Let's talk about cake. My aunt decorates cakes as a serious hobby--she made them for her daughters' weddings and would have for mine if she hadn't lived 2500 miles away. (Should have asked her anyway, though. My wedding cake was lousy. It tasted fine, and that was about all that could be said for it. Luckily we also served homemade ice cream.) My sister-in-law got interested in cake-decorating a couple of years ago and produced some awesome cakes for her daughter's birthday parties. Personally, I've never been that big into cake (ice cream and brownies are my preference), so I admired from a distance until it came time to make Chloë's first birthday cake. Because of course I had to make it from scratch and decorate it. That's what moms do, right? Or at least that's what moms who like to cook and bake and fancy themselves quick learners do.
So I made a lemon cake from my Better Homes and Gardens cookbook, with lemon curd filling and Italian buttercream frosting (I had to go online for that one--and was thrilled because I'm not fond of American frostings as a rule), and decorated it just before serving because there were issues and I couldn't get to it earlier, and it was nothing special looks-wise but it tasted good, and I was pleased. I decided I would get more interested in cakes--mainly the baking, since I didn't want to be seen as competing with my sister-in-law. Eric got me The Cake Bible for my birthday this year, and I made a chocolate cake with chocolate frosting and ate about half of it myself. Then I got out the Wilton decorating books my aunt gave me for my wedding shower long ago, which I'd brought out for Chloë's cake but nothing since.
And now? Now I'm fantasizing about the truly awesome cakes I could make and frost. Chloë's birthday this year is water-themed, kiddie pools and a sprinkler and water balloons for the kids to play with.
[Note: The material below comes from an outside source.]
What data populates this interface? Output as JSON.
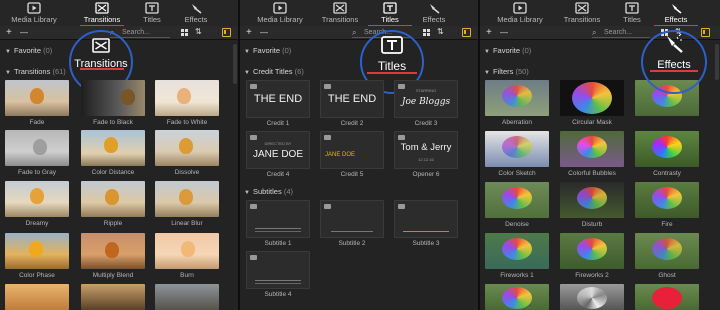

I was going to make an underwater cake, with cookie fish and seaweed and maybe some sea stars and piped shells and graham-cracker sand, but then I saw this cake and decided that I must make a backyard cake, complete with kiddie pool and sprinkler and hose.
Luckily, this idea is actually going to be less strenuous, piping-wise, than the fish one, which is good considering I have a two-month-old and a two-year-old and no time to sit down and actually practice piping. It will involve constructing a pool, probably out of pie crust, and cutting up some licorice and other candies, but that I think I can do.
So I don't think this will become a new hobby, but it's definitely a new interest. I have to go out sometime in the next two weeks and get a grass piping tip. And when will the next cake be? I don't know, because our nuclear family's next birthday is in April and anyone else would probably be covered by my sister-in-law. Maybe a fall cake is in order.